House speaker drops plan to strip $300 million Ukraine aid package from funding bill
Kevin McCarthy, speaker of the U.S. House of Representatives, said on Sept. 23 he would support keeping a $300 million aid package for Ukraine in the defense funding bill, walking back a comment he made the day before.
The Republican McCarthy had previously said he would take this aid out due to opposition from Republican lawmaker Marjorie Taylor Greene.
The speaker said that he decided to keep the Ukraine aid package, recognizing that bills funding the State Department and Foreign Operations also contain aid for Ukraine and stripping out this aid was too difficult to do.

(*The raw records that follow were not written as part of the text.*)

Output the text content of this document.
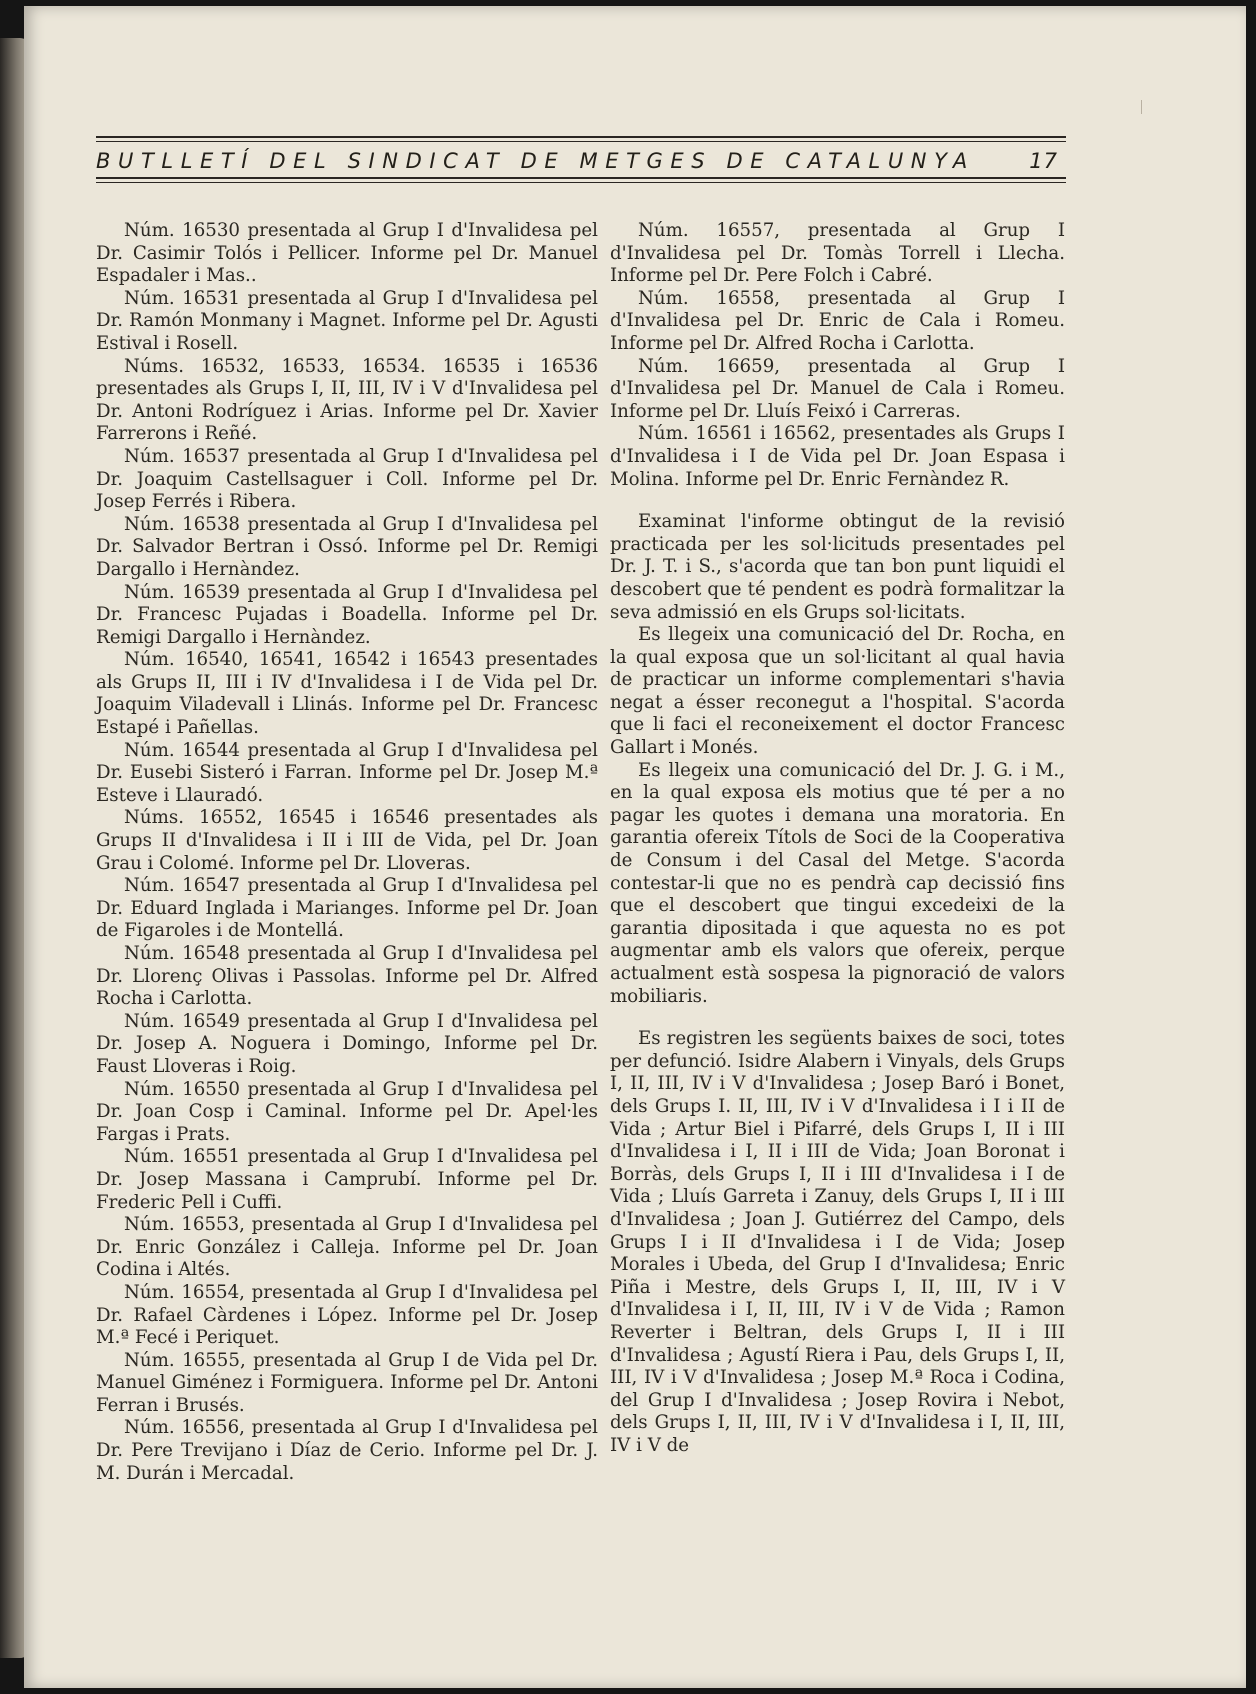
BUTLLETÍ DEL SINDICAT DE METGES DE CATALUNYA	17

Núm. 16530 presentada al Grup I d'Invalidesa pel Dr. Casimir Tolós i Pellicer. Informe pel Dr. Manuel Espadaler i Mas..

Núm. 16531 presentada al Grup I d'Invalidesa pel Dr. Ramón Monmany i Magnet. Informe pel Dr. Agusti Estival i Rosell.

Núms. 16532, 16533, 16534. 16535 i 16536 presentades als Grups I, II, III, IV i V d'Invalidesa pel Dr. Antoni Rodríguez i Arias. Informe pel Dr. Xavier Farrerons i Reñé.

Núm. 16537 presentada al Grup I d'Invalidesa pel Dr. Joaquim Castellsaguer i Coll. Informe pel Dr. Josep Ferrés i Ribera.

Núm. 16538 presentada al Grup I d'Invalidesa pel Dr. Salvador Bertran i Ossó. Informe pel Dr. Remigi Dargallo i Hernàndez.

Núm. 16539 presentada al Grup I d'Invalidesa pel Dr. Francesc Pujadas i Boadella. Informe pel Dr. Remigi Dargallo i Hernàndez.

Núm. 16540, 16541, 16542 i 16543 presentades als Grups II, III i IV d'Invalidesa i I de Vida pel Dr. Joaquim Viladevall i Llinás. Informe pel Dr. Francesc Estapé i Pañellas.

Núm. 16544 presentada al Grup I d'Invalidesa pel Dr. Eusebi Sisteró i Farran. Informe pel Dr. Josep M.ª Esteve i Llauradó.

Núms. 16552, 16545 i 16546 presentades als Grups II d'Invalidesa i II i III de Vida, pel Dr. Joan Grau i Colomé. Informe pel Dr. Lloveras.

Núm. 16547 presentada al Grup I d'Invalidesa pel Dr. Eduard Inglada i Marianges. Informe pel Dr. Joan de Figaroles i de Montellá.

Núm. 16548 presentada al Grup I d'Invalidesa pel Dr. Llorenç Olivas i Passolas. Informe pel Dr. Alfred Rocha i Carlotta.

Núm. 16549 presentada al Grup I d'Invalidesa pel Dr. Josep A. Noguera i Domingo, Informe pel Dr. Faust Lloveras i Roig.

Núm. 16550 presentada al Grup I d'Invalidesa pel Dr. Joan Cosp i Caminal. Informe pel Dr. Apel·les Fargas i Prats.

Núm. 16551 presentada al Grup I d'Invalidesa pel Dr. Josep Massana i Camprubí. Informe pel Dr. Frederic Pell i Cuffi.

Núm. 16553, presentada al Grup I d'Invalidesa pel Dr. Enric González i Calleja. Informe pel Dr. Joan Codina i Altés.

Núm. 16554, presentada al Grup I d'Invalidesa pel Dr. Rafael Càrdenes i López. Informe pel Dr. Josep M.ª Fecé i Periquet.

Núm. 16555, presentada al Grup I de Vida pel Dr. Manuel Giménez i Formiguera. Informe pel Dr. Antoni Ferran i Brusés.

Núm. 16556, presentada al Grup I d'Invalidesa pel Dr. Pere Trevijano i Díaz de Cerio. Informe pel Dr. J. M. Durán i Mercadal.

Núm. 16557, presentada al Grup I d'Invalidesa pel Dr. Tomàs Torrell i Llecha. Informe pel Dr. Pere Folch i Cabré.

Núm. 16558, presentada al Grup I d'Invalidesa pel Dr. Enric de Cala i Romeu. Informe pel Dr. Alfred Rocha i Carlotta.

Núm. 16659, presentada al Grup I d'Invalidesa pel Dr. Manuel de Cala i Romeu. Informe pel Dr. Lluís Feixó i Carreras.

Núm. 16561 i 16562, presentades als Grups I d'Invalidesa i I de Vida pel Dr. Joan Espasa i Molina. Informe pel Dr. Enric Fernàndez R.

Examinat l'informe obtingut de la revisió practicada per les sol·licituds presentades pel Dr. J. T. i S., s'acorda que tan bon punt liquidi el descobert que té pendent es podrà formalitzar la seva admissió en els Grups sol·licitats.

Es llegeix una comunicació del Dr. Rocha, en la qual exposa que un sol·licitant al qual havia de practicar un informe complementari s'havia negat a ésser reconegut a l'hospital. S'acorda que li faci el reconeixement el doctor Francesc Gallart i Monés.

Es llegeix una comunicació del Dr. J. G. i M., en la qual exposa els motius que té per a no pagar les quotes i demana una moratoria. En garantia ofereix Títols de Soci de la Cooperativa de Consum i del Casal del Metge. S'acorda contestar-li que no es pendrà cap decissió fins que el descobert que tingui excedeixi de la garantia dipositada i que aquesta no es pot augmentar amb els valors que ofereix, perque actualment està sospesa la pignoració de valors mobiliaris.

Es registren les següents baixes de soci, totes per defunció. Isidre Alabern i Vinyals, dels Grups I, II, III, IV i V d'Invalidesa ; Josep Baró i Bonet, dels Grups I. II, III, IV i V d'Invalidesa i I i II de Vida ; Artur Biel i Pifarré, dels Grups I, II i III d'Invalidesa i I, II i III de Vida; Joan Boronat i Borràs, dels Grups I, II i III d'Invalidesa i I de Vida ; Lluís Garreta i Zanuy, dels Grups I, II i III d'Invalidesa ; Joan J. Gutiérrez del Campo, dels Grups I i II d'Invalidesa i I de Vida; Josep Morales i Ubeda, del Grup I d'Invalidesa; Enric Piña i Mestre, dels Grups I, II, III, IV i V d'Invalidesa i I, II, III, IV i V de Vida ; Ramon Reverter i Beltran, dels Grups I, II i III d'Invalidesa ; Agustí Riera i Pau, dels Grups I, II, III, IV i V d'Invalidesa ; Josep M.ª Roca i Codina, del Grup I d'Invalidesa ; Josep Rovira i Nebot, dels Grups I, II, III, IV i V d'Invalidesa i I, II, III, IV i V de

The U.S. Congress has to pass a series of bills funding the different parts of the government, which will grind to a halt otherwise.
A coalition of House conservatives broke from convention and opposed the rule for the Pentagon appropriations bill twice this week, blocking the legislation from moving forward to debate and a vote on final passage.
Greene specifically opposed the bill because of the aid to Ukraine. She has come out on numerous occasions to oppose this aid.
McCarthy claimed before the midterm elections last year that he would see that there would be a "change to how Ukraine aid is assigned."
The $300 million would fund training, equipment, lethal assistance, logistics support, supplies and services, salaries, stipends, sustainment, and intelligence support.